High Selectivity and Sensitivity in Chemiresistive Sensing of Co(II) Ions with Liquid-Phase Exfoliated Functionalized MoS 2 : A Supramolecular Approach.

Chemical sensing of water contamination by heavy metal ions is key as it represents a most severe environmental problem. Liquid-phase exfoliated two-dimensional (2D) transition metal dichalcogenides (TMDs) are suitable candidates for chemical sensing thanks to their high surface-to-volume ratio, sensitivity, unique electrical characteristics, and scalability. However, TMDs lack selectivity due to nonspecific analyte-nanosheet interactions.

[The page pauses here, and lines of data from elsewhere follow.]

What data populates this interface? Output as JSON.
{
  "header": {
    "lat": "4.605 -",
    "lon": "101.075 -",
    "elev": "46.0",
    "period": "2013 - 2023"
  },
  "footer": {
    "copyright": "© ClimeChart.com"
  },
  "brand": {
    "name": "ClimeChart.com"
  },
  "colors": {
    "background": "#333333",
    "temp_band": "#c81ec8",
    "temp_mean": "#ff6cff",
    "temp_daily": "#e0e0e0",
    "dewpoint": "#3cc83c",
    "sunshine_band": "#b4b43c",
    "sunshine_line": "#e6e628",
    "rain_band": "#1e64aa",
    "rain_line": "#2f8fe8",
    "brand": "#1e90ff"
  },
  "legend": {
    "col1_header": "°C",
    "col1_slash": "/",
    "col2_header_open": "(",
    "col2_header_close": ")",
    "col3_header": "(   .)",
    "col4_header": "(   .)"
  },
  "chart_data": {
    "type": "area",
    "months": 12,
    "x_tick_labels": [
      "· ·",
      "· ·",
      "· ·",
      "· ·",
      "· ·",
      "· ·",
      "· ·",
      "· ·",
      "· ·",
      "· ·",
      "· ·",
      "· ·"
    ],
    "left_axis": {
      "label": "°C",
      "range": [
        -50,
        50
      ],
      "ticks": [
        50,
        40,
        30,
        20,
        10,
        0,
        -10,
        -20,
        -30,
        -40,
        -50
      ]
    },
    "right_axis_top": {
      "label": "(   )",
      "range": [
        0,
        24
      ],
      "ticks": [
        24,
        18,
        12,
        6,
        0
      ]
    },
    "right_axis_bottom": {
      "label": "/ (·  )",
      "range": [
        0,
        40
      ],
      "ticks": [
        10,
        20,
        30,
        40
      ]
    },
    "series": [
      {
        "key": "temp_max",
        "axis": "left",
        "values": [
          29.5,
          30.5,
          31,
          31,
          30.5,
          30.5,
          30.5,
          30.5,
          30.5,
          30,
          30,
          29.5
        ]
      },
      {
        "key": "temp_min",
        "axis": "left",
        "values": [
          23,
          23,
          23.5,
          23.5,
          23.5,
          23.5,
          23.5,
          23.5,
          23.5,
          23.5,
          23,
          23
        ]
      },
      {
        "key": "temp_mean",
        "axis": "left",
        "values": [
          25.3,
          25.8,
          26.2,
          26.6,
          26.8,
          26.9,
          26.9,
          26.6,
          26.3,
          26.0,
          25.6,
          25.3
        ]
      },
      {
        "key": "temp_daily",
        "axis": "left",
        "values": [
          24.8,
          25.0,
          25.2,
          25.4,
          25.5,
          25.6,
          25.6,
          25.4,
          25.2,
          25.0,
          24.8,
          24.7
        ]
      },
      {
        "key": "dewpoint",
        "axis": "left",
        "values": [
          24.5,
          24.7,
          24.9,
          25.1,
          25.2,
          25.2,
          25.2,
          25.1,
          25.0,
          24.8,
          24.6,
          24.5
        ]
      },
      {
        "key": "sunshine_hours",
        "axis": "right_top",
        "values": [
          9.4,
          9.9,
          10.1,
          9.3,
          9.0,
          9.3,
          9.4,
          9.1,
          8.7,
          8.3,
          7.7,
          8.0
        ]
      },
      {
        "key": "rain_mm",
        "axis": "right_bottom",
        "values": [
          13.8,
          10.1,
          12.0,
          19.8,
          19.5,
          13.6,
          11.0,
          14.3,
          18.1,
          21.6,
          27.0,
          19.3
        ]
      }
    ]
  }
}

To overcome this drawback, defect engineering enables controlled functionalization of 2D TMDs. Here, ultrasensitive and selective sensors of cobalt(II) ions via the covalent functionalization of defect-rich MoS 2 flakes with a specific receptor, 2,2':6',2″-terpyridine-4'-thiol is developed. A continuous network is assembled by healing of MoS 2 sulfur vacancies in a tailored microfluidic approach, enabling high control over the assembly of thin and large hybrid films. The Co 2+ cations complexation represents a powerful gauge for low concentrations of cationic species which can be best monitored in a chemiresisitive ion sensor, featuring a 1 pm limit of detection, sensing in a broad concentration range (1 pm - 1 µm) and sensitivity as high as 0.308 ± 0.010 lg([Co 2+ ]) -1 combined with a high selectivity towards Co 2+ over K + , Ca 2+ , Mn 2+ , Cu 2+ , Cr 3+ , and Fe 3+ cations. This supramolecular approach based on highly specific recognition can be adapted for sensing other analytes through specific ad-hoc receptors.